Sparen an der falschen Stelle
„Ja, man ist schon sehr stolz auf das Münster, aber wenn es um die Kosten geht, ist es schon immer eher stiefmütterlich behandelt worden. Erinnert mich an luxuriöse Sachen, die man haben möchte, sich aber den Unterhalt nicht leisten möchte“, findet ein Instagram-User. Eine Frau formuliert es so: „Es ist wirklich eine Schande für Ulm.

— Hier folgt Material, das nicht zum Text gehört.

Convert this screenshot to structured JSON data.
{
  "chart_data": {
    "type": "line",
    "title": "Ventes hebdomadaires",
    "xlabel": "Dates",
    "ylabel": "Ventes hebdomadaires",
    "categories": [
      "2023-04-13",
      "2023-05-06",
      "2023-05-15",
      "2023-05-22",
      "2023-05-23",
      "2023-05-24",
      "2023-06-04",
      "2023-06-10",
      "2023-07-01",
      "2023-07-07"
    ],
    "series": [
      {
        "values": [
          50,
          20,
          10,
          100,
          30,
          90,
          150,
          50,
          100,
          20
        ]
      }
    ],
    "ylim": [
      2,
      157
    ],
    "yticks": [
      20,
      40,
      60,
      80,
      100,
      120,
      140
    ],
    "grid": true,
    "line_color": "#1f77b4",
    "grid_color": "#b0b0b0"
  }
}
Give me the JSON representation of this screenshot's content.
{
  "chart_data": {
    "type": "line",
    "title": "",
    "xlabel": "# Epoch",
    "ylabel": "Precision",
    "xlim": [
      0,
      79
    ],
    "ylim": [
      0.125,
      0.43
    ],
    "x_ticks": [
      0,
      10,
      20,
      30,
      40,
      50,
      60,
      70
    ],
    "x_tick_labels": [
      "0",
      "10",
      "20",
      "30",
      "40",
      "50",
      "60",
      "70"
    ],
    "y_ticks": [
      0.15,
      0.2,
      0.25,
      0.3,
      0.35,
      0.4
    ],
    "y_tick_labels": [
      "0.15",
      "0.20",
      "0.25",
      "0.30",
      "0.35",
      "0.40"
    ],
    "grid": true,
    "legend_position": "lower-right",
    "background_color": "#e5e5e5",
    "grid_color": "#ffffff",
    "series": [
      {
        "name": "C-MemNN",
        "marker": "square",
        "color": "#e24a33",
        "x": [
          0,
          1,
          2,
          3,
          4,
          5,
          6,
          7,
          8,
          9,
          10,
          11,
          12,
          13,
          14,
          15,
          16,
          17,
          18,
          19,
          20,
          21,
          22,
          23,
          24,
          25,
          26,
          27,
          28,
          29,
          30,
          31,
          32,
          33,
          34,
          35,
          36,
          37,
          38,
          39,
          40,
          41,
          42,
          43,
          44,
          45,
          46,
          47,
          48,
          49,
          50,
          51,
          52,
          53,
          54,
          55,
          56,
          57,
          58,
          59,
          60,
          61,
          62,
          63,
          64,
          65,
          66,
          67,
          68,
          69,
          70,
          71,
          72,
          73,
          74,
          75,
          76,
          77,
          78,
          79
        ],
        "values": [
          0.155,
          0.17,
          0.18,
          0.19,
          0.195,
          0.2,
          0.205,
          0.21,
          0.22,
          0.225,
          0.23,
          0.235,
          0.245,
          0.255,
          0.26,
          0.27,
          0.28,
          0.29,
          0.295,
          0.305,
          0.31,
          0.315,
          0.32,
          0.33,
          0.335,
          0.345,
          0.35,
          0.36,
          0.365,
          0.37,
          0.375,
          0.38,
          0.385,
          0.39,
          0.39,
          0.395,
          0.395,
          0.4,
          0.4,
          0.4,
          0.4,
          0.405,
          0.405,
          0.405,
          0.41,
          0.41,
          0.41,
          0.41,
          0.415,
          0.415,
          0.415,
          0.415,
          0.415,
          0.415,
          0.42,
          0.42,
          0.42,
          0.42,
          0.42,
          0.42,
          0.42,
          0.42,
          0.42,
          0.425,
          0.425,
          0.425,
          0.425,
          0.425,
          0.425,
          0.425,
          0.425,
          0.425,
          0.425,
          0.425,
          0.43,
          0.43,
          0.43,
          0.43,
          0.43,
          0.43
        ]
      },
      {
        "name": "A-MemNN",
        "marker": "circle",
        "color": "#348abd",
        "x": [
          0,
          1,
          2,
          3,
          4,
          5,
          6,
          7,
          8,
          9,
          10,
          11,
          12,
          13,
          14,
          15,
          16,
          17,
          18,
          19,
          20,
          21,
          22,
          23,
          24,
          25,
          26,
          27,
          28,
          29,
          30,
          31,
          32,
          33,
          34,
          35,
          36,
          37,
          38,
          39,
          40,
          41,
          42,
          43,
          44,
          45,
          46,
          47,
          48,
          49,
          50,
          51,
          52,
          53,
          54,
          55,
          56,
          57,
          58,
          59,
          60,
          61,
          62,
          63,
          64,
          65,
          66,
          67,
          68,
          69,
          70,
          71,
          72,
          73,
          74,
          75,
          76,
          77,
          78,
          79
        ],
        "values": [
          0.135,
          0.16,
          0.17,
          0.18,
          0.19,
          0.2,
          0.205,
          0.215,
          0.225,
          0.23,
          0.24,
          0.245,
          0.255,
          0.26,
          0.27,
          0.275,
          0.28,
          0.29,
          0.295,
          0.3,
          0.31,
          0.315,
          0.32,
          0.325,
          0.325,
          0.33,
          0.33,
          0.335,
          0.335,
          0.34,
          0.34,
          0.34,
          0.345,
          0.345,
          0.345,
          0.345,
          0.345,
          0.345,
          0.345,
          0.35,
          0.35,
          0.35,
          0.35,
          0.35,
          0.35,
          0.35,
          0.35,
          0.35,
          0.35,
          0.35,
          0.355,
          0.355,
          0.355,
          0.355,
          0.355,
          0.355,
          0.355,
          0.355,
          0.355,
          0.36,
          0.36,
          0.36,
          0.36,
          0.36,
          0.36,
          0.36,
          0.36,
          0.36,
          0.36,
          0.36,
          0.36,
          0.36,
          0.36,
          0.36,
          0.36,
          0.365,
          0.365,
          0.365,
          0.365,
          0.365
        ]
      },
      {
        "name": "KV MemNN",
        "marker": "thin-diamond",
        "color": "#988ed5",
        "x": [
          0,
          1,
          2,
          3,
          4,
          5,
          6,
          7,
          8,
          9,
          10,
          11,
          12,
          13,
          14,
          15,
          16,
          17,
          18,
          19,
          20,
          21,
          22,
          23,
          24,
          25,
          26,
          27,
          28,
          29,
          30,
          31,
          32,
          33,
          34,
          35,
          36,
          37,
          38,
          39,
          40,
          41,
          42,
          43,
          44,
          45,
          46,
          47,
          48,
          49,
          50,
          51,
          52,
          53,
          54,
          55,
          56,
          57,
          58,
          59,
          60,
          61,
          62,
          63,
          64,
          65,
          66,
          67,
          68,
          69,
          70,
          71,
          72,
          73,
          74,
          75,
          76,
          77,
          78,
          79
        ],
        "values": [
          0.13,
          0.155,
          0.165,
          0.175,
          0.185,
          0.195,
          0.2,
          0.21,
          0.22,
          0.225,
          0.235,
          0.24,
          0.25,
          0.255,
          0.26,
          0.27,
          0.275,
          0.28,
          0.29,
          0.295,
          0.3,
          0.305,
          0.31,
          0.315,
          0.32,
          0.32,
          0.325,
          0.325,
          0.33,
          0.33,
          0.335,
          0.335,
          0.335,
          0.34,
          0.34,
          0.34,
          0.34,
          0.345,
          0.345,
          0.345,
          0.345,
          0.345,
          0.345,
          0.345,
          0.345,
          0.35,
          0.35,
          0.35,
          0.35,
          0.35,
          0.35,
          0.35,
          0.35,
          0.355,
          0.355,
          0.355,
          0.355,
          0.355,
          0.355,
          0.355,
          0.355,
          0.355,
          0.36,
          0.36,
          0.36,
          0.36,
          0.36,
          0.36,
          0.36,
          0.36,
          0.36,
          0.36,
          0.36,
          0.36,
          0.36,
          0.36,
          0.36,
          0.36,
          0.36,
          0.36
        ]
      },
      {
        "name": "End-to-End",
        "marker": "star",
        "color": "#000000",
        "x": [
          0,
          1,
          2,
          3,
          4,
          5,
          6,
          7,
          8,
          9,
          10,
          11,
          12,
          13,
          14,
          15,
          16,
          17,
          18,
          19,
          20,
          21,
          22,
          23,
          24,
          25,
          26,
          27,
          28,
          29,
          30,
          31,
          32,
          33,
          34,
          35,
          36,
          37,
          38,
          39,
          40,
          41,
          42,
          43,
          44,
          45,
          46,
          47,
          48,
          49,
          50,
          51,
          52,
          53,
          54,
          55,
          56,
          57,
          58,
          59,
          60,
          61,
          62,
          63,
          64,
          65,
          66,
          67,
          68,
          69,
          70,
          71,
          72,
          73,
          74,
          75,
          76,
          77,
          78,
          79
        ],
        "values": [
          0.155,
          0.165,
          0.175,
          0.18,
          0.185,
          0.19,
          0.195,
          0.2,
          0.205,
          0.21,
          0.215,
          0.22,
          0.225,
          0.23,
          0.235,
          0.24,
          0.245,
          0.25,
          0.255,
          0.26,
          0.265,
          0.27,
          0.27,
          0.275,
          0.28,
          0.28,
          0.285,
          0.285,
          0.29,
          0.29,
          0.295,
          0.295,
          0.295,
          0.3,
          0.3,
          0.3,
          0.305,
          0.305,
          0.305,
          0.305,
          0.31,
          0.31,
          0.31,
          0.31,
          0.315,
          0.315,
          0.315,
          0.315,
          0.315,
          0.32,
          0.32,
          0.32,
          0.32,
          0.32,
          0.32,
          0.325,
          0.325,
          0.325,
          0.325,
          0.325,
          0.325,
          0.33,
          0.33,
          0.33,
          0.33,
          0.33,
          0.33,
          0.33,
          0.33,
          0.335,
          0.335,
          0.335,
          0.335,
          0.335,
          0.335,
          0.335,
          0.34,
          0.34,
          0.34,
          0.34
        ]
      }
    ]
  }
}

Wir haben so ein unglaublich wunderbares und einzigartiges Münster und blamieren uns nicht nur vor Touristen aus aller Welt, sondern auch vor den Bürgerinnen und Bürgern Ulms.“ Mit der fehlenden Beleuchtung würde man am falschen Fleck sparen, weshalb sie den Umstand unzureichender Lichtelemente als „Schwäbischen Lösung“ betitelt. „An dem Geld für unser Münster sollte es doch nicht fehlen“, bekräftigt eine Instagram-Nutzerin. „Peinlich für ein Denkmal von Welt“, findet es ein anderer.
Doch es gibt auch solche Meinungen, wonach dem Thema zu viel Bedeutung geschenkt würde. So formuliert ein Nutzer: „Erstmal sollte Ulm seine Infrastruktur in Griff bekommen.“ Andere schreiben „Unnötiger Stromverbrauch“ oder „Ich würde es einfach abschalten“.



Eine bessere Beleuchtung des Ulmer Münsters wäre toll, aber wer soll das bezahlen? Dafür bräuchte es vermutlich eine private Initiative.